In situ STEM experiment

In the in situ experiment, solutions composed of isopropanol and water (10:1 in volume) with or without Na2PtCl4 were continuously flowing at a rate of 2 µl/min into the cell during observation. The imaging scanning rate is 1 s per image. Specifically, for the first experiment (Figs 1 and 2), 2 mM Na2PtCl4 was flowing into the cell. The beam current was 45 pA during imaging. The electron dose rate is estimated to be 0.107 (e nm−2 s−1). For the second experiment (Fig. 3), only pure solution (isopropanol:water = 10:1) was flowing into the cell. The beam current was kept at 45 pA. For the third experiment (Fig. 4), 20 mM Na2PtCl4 was flowing into the cell. Figure 4a was taken at a beam current of 45 pA, corresponding to a dose rate of 0.107 e nm−2 s−1. For Fig. 4b, the first image was taken after an additional 1 min exposure at 45 pA after the 300 s image in Fig. 4a. The beam current used in Fig. 4b was 82 pA, corresponding to a dose rate of 0.195 e nm−2 s−1. Figure 4c was taken immediately after Fig. 4b with a large field of view.
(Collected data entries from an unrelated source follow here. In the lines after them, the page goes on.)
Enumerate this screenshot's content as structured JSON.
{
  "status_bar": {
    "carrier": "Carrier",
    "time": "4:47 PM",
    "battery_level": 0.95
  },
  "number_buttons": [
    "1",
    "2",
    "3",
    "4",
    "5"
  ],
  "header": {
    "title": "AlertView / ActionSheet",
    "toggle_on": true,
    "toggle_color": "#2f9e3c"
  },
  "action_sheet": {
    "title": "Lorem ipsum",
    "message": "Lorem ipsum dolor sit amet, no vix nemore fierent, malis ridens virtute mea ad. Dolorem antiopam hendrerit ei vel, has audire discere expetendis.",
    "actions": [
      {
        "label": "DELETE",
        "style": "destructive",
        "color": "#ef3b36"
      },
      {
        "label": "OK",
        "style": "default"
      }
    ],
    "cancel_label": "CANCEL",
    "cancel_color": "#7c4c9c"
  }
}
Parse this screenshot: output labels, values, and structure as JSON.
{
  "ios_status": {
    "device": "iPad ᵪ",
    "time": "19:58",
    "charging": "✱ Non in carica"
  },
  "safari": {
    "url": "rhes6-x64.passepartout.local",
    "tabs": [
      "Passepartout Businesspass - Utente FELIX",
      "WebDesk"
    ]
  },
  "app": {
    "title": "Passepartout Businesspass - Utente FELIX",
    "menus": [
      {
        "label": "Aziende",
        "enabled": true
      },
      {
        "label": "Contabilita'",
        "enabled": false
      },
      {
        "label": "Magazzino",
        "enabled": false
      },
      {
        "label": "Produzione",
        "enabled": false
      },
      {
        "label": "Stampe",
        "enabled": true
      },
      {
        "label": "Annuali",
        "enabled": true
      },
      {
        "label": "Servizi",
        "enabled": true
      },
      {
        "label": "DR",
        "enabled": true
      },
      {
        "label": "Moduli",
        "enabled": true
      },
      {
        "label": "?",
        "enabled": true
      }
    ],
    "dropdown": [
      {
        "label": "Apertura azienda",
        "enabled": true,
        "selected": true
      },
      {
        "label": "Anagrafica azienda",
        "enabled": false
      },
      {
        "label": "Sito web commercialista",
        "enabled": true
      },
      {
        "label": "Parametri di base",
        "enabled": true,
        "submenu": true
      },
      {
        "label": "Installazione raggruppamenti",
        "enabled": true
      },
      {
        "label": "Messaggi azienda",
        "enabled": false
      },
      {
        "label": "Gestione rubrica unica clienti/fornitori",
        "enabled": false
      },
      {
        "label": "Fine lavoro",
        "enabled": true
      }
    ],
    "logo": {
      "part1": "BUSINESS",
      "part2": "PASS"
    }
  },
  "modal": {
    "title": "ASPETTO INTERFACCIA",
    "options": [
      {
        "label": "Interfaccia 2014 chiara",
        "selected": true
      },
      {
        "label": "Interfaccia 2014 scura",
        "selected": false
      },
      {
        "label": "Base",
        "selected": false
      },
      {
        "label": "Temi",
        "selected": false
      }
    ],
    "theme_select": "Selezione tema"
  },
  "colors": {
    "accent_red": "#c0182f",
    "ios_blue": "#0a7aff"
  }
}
The beam current was 236 pA, and dose rate was 0.178 e nm−2 s−1. Figure 4d was taken immediately after Fig. 4c with the same field of view. The beam current was 426 pA, and dose rate was 0.32 e nm−2 s−1.

Particle size distribution

To evaluate the particle size evolution (Figs 2 and 3), we measured the particle size by manually drawing a line over the particles and measure the line length. Only particles that were present on the surface of the top chip were counted. As some particles are not spherical, we estimate the error in measuring particle sizes may be as much as 10%. It should be noted that we did not use software to automatically track particles and measure particle size, mainly due to the complex features present in the images. In Figs 2 and 3, particles form not only on the surface of the top chip, but also on the surface of back chip, which blurs the image and make automated particle tracking algorithms unreliable.